CareerCup

- Push all the nodes into 2 different stacks.
- Then pop once from both stacks to check if the nodes are same,
- - if so continue popping till the nodes differ.
- - else there are no common nodes

If there is a common node between two link lists, then their last nodes should be same. Just compare the last node of both the link lists.

If there is a common code, then it shd look like a 'Y'. So first go thru both linked list to find their lengths in O(n). Get the difference between length, say d.
say, head1 and head2 are pointers to linkedlists
scan thru the list :
compare head1->value == (head2+d)->value

total is O(n) time

Traverse LL1. At its end add a nodeZ.
Then traverse LL2. If there is a common node, then the nodeZ will be found at the end of LL2

@adiva
your idea is good.. but i need to traverse LL1 once and place the node.. then traverse LL2 and in case if the list merges, I will have to traverse thru them again. Isn't there any way where I can finish off the traversal and simultaneously check for common node??

I like the idea with the stacks. :) But you can make it for O(n) memory I believe:
bool CommonNode(List* aList, List* bList)
{
List* a = aList, *b = bList;
while( (a != NULL) && (b != null) )
{
if(a == b)
return true;
a = a->pNext;
b = b->pNext;
}
return false;
}

A valid improvement of the algorithm will be if you make step equal to a = a->pNext->pNext. Or even more, but this requires more chechs to not going read from null.

All we need to do is to first calculate len=len1-len2 (len1>len2, as discussed above). Point p1 and p2 to list1 (the longer one) and list2 respectively. Then step only p1 for "len" no. of nodes. After this we are guaranteed that p1 and p2 are equidistant from the common node.
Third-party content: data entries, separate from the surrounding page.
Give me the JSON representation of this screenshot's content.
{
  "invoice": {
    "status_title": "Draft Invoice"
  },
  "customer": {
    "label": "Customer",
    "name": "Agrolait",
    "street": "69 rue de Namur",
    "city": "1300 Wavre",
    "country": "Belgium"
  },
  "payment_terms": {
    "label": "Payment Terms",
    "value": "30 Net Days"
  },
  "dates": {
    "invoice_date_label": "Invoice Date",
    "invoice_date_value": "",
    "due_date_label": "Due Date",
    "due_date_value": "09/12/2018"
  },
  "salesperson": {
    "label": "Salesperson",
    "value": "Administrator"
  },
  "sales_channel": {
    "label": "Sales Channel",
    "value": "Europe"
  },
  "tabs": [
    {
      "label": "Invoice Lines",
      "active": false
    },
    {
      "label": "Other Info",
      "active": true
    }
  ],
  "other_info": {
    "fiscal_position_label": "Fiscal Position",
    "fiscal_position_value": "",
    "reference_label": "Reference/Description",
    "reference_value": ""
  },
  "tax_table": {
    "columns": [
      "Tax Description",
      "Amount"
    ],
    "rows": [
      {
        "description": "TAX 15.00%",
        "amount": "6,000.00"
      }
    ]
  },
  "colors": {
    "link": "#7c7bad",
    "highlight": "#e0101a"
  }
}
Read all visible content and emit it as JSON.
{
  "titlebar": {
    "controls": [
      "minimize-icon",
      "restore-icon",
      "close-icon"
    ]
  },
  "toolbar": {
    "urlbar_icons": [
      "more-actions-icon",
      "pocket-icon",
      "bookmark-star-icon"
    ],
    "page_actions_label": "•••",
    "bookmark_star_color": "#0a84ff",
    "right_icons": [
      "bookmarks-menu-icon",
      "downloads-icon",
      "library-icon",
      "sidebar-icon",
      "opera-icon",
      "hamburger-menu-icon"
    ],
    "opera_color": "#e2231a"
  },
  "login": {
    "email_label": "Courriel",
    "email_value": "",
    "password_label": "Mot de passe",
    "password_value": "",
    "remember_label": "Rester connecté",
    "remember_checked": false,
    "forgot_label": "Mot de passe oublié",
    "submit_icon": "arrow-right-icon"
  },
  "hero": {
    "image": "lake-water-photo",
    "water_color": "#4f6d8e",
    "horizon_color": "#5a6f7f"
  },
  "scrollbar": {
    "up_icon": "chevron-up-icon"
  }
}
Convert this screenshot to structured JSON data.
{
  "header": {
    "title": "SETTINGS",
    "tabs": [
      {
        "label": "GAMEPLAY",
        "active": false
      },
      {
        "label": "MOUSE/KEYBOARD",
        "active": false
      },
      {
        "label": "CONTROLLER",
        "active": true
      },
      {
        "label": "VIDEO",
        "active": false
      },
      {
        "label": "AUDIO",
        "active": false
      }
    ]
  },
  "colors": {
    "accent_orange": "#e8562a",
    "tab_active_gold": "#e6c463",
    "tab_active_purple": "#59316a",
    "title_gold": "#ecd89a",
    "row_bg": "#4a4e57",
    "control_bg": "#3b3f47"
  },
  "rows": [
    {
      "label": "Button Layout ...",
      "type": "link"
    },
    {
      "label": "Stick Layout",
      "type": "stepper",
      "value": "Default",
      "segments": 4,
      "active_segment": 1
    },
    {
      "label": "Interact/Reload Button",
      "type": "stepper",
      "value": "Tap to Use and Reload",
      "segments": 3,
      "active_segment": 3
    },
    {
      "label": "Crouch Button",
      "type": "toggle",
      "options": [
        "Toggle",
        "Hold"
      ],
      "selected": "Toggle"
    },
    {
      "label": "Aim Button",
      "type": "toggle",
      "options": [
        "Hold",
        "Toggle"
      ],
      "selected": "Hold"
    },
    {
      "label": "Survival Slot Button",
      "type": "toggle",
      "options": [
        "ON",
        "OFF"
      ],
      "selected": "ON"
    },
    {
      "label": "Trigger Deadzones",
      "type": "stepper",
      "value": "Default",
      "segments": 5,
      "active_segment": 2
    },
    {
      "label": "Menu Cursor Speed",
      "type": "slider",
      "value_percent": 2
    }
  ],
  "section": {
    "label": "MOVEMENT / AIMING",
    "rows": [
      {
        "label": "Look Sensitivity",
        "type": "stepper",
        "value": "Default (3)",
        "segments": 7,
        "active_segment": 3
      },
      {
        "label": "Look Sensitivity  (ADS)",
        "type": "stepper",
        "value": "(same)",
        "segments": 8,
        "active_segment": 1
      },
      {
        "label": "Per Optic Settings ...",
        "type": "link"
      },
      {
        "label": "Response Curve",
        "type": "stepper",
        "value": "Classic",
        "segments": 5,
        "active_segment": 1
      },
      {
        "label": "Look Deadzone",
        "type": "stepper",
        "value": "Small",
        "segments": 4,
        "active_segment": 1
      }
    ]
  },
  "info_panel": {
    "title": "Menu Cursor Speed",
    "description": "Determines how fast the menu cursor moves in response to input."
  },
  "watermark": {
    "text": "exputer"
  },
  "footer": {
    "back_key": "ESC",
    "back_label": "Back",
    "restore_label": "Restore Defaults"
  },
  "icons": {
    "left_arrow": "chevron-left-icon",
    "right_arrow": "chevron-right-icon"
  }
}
So now start stepping p1 and p2 simultaneously until p1==p2. This will the common node. This is a simple O(n) solution.

use recursive we can make it with o(n) time, only one transverse needed.

int commomNode(list* p1, listp2) {
if (p1 == NULL && p2 == NULL)
return 0;
else if (p1 == NULL)
return commomNode(p1,p2->next);
else if (p2 == NULL)
return comonNode(p1->next,p2);
else
return commonNode(p1->next,p2->next);

if (p1 == p2)
return 1;
else
return 0;
}
}

the algorithm of finding differences in lengths will not work since the first node itself can be the common node.

@lensbo
it's entirely wrong!
it simply traverses till end...

@lensbo
it's entirely wrong!
it simply traverses till end...

if it is forwaded singly linked list, just get the last node of one of the LL and compare with each node of other.

Say L1 - A->B->C->D->E->F->G->H
L2 - K->L->M->G->H OR K->L->M->N->O->P

Take H node from L1 and compare with each node in L2.

only the last one is correct.

If there is a common node between two link lists, then their last nodes should be same. Just compare the last node of both the nodes.

I was thinking if we need to search the common element then can we do it faster than O(n*n) any ideas of a better complexity algorithm to find the common element?

The answer given by Anonymous on December 26, 2008 is correct.
Just one flaw, what if the linked list is a circular list. The algorithm fails
eg First Linked List A->B->C->D->C
Second Linked List Z->Y->C->D->C
To solve this have another data member in each node. Set the data member to 1 when we visit for the first time during First Linked List traversal.
When we traverse the second linked list, check if any node has the data member set to 1.